11/9/20 - COVID-19 Surge | Expanding Access to the Ballot | Ending a Jim Crow Election Provision
As the nation's COVID-19 cases soar, we hear from the state's medical officer about how Mississippians can continue in the fight against widespread transmission.
Then, for some lawmakers, the coronavirus pandemic id highlighting the need for expanded access to the ballot. We examine what steps the Magnolia State could take.
Plus, a Jim Crow era provision was eliminated during last week's election. How the passing of HCR 47 represents a step out of the shadows of the 19th century.
Mississippi continues to see elevated transmission rates of the coronavirus. This week, executive orders for mask mandates in certain counties will expire, and health officials are concerned about growing trends. The seven-day rolling average of COVID-19 cases have been steadily rising for a month. But State Health Officer Thomas Dobbs says that's not the only metric causing concern.
More than one million Mississippians participated in the 2020 General Election - over 240,000 by absentee ballot.
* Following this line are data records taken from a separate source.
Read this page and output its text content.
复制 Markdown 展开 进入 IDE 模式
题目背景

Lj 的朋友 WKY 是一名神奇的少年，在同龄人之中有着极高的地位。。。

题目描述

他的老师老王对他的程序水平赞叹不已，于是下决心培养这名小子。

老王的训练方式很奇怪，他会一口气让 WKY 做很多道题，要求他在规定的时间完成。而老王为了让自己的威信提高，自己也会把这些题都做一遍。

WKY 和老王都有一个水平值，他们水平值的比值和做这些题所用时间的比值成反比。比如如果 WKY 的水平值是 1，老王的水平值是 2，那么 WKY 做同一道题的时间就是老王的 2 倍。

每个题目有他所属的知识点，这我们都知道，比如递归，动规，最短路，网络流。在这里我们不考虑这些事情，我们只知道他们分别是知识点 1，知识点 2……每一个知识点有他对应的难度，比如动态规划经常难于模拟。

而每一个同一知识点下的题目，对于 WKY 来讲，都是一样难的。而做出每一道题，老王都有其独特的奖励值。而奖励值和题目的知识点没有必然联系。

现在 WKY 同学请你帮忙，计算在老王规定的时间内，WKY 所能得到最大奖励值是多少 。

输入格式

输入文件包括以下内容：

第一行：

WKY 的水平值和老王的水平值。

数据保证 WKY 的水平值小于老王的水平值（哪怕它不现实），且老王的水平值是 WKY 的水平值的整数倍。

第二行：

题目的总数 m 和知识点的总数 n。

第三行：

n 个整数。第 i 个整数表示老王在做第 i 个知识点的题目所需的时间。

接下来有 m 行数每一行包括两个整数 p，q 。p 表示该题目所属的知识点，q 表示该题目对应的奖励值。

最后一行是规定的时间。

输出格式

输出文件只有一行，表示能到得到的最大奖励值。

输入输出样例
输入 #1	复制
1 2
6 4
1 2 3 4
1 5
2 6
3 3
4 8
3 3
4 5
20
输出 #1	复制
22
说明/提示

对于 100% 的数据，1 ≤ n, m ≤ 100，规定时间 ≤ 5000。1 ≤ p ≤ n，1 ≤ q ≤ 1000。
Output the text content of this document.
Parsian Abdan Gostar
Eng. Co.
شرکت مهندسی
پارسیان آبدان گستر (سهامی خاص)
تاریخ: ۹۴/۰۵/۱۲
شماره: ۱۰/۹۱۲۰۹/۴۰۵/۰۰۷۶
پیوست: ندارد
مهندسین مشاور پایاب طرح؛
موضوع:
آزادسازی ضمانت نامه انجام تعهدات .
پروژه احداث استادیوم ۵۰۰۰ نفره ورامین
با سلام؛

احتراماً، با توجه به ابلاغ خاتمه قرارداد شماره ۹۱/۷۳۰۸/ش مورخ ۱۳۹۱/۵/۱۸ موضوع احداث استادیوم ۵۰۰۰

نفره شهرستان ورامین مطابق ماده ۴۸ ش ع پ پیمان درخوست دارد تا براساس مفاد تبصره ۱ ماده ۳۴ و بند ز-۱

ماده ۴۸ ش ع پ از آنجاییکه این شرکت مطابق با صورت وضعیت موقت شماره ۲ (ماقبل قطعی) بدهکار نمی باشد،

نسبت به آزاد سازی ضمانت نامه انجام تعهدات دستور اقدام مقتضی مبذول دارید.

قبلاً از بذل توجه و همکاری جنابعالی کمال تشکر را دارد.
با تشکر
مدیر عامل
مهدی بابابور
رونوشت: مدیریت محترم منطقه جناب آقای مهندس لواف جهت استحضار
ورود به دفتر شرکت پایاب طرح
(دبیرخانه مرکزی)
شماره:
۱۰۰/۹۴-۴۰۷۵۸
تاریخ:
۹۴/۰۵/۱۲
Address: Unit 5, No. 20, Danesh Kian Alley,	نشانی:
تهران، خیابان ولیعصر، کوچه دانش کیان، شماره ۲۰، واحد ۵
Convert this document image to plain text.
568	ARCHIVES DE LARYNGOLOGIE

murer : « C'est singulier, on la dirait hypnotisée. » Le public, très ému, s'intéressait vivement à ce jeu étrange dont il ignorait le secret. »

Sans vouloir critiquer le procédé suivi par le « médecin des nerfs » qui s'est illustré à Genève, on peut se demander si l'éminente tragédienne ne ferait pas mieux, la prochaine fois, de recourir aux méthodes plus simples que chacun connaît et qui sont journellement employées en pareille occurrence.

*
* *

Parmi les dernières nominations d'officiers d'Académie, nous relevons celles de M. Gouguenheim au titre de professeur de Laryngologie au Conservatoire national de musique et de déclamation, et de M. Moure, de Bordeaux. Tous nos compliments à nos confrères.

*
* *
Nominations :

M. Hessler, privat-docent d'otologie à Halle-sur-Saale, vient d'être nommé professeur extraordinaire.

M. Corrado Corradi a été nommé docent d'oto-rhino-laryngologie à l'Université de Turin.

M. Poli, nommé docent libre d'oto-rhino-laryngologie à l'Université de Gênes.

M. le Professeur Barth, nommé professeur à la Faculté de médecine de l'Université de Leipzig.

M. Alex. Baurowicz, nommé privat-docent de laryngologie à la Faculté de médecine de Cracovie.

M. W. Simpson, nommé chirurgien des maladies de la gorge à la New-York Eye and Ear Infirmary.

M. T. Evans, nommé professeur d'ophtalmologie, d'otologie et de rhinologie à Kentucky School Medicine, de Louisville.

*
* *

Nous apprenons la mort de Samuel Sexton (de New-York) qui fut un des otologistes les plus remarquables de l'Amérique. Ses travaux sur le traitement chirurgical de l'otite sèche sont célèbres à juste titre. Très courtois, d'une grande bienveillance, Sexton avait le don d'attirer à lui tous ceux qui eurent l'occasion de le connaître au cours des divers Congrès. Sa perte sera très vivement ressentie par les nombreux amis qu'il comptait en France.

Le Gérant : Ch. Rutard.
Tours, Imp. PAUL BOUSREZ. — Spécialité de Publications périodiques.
The record turnout is sparking a renewed interest in expanding voting options in Mississippi after many voters were compelled to stand in long lines to cast their ballots. The call is coming from both voter advocacy groups and current lawmakers. Former legislator Jarvis Dortch, and Republican Representative Kent McCarty speak with our Desare Frazier.
Prior to Tuesday's election, Mississippi was the only state two-tier provision for electing statewide officers - a majority of the popular vote and a majority of the state's 122 House Districts. If a candidate failed to meet both thresholds, the House would elect the winner. It was a system constructed in the post-Reconstruction, Jim Crow-era, designed to prevent Blacks from winning statewide office.
But last week, Mississippians overwhelmingly elected to abolish the provision, creating a clear cut process for electing candidates for state wide office. Leslie-Burl McLemore, Professor Emeritus of Political Science at Jackson State University reflects on this historic strategy to disenfranchise Blacks, and the state's decision to move away from it.